Delay with live inference

• Hardware Platform (Jetson / GPU) Jetson Orin Nano Dev kit
• DeepStream Version 7.0
• JetPack Version (valid for Jetson only) 6
• TensorRT Version 8.6.2
• Cuda Version 12.2

• Issue Type( questions, new requirements, bugs)
I’m facing a problem with trying to do live-time inference with cameras videos. I am trying to use peoplesegnet to inference people segmentation and also trying to track them with
The main issue is that when I run my pipeline with the inference model and the nvTracker I get a huge delay, about 4s delayed between the live frame and the displayed frame by the pipeline. I’m trying to reduce this delay and I noticed that when I turn off Inference and Tracking the delay drops to a non-significant delay, my doubt is that does all this latency between frame and reality comes from those 2 sections from my pipeline?

my pipeline sequence is:
videocorverter → captureFilters → nvStreammux → Inference - > nvTracker → Tiler → OSD → converterSink → capsFilter → Sink

tracker_config.txt (7.9 KB)
(for any purpose)

Please run below command before run your pipeline:

  1. Max power mode is enabled: $ sudo nvpmodel -m 0.
  2. The GPU clocks are stepped to maximum: $ sudo jetson_clocks

Please share the log of below command line:
$ sudo tegrastats

Heres the log of tegrastats while running the pipeline with inference and tracker
output_tegra.txt (33.8 KB)

The GPU utilization is 99%. You can run nsys to check if the GPU utilization is reasonable.

Yes, I know that. My question is about the delay between the frame and the real time frame, what is the correlation of gpu usage and the delay?

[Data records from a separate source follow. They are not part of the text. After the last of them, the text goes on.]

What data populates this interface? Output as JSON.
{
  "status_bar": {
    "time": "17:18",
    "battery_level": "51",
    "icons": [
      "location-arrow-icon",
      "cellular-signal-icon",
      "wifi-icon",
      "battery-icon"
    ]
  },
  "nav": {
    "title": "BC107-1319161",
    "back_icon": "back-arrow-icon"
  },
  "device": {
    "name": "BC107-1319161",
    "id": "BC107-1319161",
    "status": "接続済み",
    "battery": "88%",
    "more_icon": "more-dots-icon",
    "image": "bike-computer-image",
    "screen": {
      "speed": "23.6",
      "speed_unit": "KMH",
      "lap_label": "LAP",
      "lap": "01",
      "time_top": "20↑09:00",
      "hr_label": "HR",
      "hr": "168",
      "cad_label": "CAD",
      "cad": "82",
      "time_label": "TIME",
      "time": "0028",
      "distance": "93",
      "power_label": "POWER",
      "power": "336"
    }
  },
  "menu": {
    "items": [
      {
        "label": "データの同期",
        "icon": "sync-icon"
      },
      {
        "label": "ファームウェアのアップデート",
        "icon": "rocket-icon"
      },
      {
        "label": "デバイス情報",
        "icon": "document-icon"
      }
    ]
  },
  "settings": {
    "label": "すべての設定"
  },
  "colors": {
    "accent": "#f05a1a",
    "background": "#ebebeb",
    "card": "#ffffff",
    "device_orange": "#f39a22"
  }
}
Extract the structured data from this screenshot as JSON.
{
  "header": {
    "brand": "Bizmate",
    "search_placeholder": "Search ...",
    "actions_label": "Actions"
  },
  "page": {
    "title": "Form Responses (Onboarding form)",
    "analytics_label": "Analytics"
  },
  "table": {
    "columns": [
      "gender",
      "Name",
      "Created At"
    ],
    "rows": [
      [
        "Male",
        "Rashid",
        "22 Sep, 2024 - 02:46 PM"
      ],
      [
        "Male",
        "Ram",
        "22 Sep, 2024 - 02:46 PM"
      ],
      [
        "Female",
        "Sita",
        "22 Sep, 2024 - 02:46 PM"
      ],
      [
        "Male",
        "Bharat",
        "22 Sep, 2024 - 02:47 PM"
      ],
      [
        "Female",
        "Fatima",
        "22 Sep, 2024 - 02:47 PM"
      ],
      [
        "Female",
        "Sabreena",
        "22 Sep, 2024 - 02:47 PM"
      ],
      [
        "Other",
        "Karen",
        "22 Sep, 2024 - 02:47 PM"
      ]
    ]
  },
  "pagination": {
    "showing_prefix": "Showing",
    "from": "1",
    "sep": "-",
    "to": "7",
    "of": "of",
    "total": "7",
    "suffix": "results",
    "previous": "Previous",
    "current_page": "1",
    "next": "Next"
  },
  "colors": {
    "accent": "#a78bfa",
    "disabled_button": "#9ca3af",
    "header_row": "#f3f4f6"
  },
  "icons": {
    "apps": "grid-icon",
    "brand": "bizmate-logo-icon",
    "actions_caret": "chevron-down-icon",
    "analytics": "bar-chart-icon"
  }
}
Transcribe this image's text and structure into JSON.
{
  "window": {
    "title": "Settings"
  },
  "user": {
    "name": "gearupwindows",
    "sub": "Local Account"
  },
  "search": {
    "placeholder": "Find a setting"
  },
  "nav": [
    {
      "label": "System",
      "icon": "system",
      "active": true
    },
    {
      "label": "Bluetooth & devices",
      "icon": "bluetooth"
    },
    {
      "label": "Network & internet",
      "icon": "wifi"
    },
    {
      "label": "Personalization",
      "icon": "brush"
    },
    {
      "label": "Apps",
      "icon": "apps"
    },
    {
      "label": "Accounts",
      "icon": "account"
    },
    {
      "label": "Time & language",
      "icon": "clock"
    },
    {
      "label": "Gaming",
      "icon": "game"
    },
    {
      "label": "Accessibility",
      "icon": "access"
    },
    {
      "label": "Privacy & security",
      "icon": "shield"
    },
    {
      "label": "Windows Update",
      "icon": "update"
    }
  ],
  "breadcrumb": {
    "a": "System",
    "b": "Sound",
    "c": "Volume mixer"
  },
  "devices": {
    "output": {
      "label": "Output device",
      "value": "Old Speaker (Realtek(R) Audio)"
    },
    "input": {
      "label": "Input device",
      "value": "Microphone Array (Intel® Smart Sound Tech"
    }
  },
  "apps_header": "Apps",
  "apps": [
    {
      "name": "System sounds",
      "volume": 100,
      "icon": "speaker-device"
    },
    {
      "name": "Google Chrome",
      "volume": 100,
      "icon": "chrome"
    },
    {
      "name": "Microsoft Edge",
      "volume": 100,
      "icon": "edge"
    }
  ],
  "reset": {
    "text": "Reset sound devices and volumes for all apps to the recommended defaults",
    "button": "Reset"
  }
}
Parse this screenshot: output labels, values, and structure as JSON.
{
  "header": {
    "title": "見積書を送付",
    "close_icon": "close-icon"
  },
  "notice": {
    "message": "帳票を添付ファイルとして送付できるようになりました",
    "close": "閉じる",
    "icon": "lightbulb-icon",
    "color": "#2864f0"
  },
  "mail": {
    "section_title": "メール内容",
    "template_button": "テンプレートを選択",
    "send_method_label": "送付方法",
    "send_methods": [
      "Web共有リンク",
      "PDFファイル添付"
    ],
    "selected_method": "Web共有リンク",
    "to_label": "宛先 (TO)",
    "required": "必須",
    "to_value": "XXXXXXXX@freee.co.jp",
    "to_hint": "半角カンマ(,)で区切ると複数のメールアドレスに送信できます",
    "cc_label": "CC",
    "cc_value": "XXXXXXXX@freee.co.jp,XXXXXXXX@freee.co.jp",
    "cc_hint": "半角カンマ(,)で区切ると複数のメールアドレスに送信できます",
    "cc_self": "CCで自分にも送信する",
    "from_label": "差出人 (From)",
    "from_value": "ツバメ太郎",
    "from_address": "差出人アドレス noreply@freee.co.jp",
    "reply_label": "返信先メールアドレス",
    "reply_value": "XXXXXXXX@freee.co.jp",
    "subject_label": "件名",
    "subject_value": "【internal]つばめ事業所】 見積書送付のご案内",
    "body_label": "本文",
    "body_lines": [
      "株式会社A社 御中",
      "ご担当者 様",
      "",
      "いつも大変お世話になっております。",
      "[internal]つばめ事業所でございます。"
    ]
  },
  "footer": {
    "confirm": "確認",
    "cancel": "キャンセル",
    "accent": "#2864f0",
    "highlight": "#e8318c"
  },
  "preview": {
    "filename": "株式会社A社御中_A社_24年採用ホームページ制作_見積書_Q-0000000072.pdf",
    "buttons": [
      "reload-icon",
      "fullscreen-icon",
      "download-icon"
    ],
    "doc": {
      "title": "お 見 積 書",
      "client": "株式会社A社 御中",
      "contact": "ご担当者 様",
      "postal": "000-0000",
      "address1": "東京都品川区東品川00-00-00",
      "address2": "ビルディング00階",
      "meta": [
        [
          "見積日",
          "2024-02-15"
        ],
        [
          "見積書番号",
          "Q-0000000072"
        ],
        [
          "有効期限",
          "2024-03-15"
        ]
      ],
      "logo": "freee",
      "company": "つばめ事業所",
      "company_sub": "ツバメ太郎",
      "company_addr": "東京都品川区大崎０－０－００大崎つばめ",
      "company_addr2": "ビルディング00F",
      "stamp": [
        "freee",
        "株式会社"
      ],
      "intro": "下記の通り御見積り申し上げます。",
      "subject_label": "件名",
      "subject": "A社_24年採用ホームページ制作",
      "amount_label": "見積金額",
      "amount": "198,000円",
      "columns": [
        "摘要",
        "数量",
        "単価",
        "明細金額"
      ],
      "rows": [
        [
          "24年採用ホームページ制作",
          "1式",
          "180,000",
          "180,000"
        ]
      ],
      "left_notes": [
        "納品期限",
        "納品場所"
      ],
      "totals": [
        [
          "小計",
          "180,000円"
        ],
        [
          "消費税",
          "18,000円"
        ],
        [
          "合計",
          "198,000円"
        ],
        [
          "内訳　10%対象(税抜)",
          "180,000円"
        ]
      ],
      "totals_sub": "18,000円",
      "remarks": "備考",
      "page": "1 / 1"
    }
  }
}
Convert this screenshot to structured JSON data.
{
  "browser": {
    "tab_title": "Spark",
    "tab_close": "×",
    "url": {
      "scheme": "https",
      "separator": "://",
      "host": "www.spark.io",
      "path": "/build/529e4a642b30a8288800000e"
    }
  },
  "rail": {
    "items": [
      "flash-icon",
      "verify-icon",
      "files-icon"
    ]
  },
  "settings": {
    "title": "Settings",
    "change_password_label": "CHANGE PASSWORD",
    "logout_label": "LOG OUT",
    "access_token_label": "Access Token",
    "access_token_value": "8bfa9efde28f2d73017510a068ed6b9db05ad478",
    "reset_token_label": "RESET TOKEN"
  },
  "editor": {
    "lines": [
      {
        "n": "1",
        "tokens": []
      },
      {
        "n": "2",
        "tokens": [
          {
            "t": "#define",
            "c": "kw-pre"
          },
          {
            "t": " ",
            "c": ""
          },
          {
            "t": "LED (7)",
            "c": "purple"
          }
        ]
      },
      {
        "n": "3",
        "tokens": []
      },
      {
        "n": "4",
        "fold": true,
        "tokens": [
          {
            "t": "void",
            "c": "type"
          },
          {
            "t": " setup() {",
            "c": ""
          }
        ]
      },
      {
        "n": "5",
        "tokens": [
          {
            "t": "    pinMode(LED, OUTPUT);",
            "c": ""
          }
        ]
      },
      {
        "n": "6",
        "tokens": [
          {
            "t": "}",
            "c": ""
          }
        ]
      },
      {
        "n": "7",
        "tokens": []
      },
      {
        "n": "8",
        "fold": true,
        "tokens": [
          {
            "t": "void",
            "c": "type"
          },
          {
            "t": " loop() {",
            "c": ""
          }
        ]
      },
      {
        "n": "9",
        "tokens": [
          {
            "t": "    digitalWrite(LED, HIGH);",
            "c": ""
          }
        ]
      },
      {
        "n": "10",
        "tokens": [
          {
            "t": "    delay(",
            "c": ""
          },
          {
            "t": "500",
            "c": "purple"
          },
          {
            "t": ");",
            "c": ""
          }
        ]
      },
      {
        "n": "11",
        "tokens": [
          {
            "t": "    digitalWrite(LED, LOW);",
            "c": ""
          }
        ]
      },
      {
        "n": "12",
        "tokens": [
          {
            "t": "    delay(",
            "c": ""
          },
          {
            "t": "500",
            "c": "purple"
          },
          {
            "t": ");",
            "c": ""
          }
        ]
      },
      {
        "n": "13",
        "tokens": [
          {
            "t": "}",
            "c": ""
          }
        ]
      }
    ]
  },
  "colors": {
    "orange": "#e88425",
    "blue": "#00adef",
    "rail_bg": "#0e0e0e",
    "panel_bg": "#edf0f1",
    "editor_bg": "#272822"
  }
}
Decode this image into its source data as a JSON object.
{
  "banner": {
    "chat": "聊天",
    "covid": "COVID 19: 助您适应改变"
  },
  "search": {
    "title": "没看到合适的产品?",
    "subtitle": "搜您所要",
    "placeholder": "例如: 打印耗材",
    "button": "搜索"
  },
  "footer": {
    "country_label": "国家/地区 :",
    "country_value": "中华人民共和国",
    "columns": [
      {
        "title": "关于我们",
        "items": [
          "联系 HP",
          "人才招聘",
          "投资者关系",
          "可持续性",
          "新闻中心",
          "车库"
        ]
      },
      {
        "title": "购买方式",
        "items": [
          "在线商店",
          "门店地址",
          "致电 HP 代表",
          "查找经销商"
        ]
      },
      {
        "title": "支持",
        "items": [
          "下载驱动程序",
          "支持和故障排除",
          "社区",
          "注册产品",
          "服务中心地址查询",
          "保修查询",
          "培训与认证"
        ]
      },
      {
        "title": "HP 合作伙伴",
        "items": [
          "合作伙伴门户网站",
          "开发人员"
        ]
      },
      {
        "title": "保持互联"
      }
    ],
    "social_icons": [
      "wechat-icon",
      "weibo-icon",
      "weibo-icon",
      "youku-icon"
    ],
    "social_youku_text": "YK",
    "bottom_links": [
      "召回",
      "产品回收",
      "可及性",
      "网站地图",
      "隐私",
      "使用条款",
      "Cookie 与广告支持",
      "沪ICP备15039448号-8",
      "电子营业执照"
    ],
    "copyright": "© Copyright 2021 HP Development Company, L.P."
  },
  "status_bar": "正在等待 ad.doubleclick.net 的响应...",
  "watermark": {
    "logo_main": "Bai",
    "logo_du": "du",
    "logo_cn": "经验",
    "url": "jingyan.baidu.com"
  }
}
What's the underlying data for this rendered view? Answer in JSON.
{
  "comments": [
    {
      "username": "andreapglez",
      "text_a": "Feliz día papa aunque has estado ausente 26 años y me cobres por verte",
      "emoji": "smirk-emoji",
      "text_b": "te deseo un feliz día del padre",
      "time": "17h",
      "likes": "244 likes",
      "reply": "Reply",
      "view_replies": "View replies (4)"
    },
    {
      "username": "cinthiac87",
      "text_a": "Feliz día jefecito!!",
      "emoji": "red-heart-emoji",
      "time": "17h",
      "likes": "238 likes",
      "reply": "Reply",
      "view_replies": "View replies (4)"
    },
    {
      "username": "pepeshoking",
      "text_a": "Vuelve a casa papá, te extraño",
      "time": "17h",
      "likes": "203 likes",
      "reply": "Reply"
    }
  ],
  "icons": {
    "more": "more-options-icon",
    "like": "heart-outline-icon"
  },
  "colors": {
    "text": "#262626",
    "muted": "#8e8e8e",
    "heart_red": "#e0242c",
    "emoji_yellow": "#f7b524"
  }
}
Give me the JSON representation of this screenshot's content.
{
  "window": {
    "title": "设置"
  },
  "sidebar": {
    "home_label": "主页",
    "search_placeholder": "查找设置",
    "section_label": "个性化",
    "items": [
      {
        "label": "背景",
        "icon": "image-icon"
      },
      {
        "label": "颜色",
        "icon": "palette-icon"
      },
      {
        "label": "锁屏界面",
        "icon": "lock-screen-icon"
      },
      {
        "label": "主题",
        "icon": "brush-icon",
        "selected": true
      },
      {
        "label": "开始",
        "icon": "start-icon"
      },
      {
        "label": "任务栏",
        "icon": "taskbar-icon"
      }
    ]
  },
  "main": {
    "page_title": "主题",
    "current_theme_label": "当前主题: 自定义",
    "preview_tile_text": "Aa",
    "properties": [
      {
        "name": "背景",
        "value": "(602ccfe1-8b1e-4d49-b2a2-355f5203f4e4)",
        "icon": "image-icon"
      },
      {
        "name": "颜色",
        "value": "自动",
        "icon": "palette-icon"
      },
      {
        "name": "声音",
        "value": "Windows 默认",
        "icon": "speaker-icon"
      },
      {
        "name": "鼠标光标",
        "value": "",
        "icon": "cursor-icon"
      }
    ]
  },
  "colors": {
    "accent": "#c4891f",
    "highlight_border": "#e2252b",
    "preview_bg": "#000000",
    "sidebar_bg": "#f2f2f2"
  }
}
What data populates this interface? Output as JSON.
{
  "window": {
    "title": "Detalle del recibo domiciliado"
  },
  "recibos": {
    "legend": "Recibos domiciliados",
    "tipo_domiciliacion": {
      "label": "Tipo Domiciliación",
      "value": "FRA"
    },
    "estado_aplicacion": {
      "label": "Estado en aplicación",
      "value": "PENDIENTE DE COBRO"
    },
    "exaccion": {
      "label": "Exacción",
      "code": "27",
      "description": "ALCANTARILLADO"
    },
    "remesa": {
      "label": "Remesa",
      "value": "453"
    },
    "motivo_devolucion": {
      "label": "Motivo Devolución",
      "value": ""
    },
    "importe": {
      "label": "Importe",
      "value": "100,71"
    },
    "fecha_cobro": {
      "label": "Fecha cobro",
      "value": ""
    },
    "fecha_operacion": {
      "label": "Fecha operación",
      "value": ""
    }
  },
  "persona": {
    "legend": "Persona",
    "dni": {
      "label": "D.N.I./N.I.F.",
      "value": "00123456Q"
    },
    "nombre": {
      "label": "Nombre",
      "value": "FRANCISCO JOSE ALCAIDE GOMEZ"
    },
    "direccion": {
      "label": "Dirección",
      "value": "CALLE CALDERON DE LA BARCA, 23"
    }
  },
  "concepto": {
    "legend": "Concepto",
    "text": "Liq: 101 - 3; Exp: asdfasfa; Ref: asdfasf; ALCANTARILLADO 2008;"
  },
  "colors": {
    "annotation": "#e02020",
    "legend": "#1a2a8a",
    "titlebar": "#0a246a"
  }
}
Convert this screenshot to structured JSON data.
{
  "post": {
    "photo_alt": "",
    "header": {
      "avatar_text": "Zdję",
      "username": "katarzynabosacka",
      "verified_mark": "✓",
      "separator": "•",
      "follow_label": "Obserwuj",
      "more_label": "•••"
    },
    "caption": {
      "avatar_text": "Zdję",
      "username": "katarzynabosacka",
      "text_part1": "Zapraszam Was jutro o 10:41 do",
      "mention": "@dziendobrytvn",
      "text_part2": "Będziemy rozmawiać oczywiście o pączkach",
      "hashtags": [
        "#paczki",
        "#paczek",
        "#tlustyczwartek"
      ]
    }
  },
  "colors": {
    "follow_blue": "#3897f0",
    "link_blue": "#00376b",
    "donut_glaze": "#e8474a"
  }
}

I am using right now a jetson orin nano and I can get 8fps. But if I run with a different gpu like a jetson agx orin I get 22fps but the delay stills over there

Seams GPU can’t process in real-time. It will cause delay. You need more powerful Jetson or optimize your model.

I’m using peoplesegnet with int 8 quantization
(PeopleSegNet | NVIDIA NGC) because from what I have seen it looks like the best model considering accuracy and performance(framerate). Is there a better optimization that I could do or another model to try to see if gpu is the main source of the bottleneck from the pipeline?

You can use nsys to check which module consumed the GPU.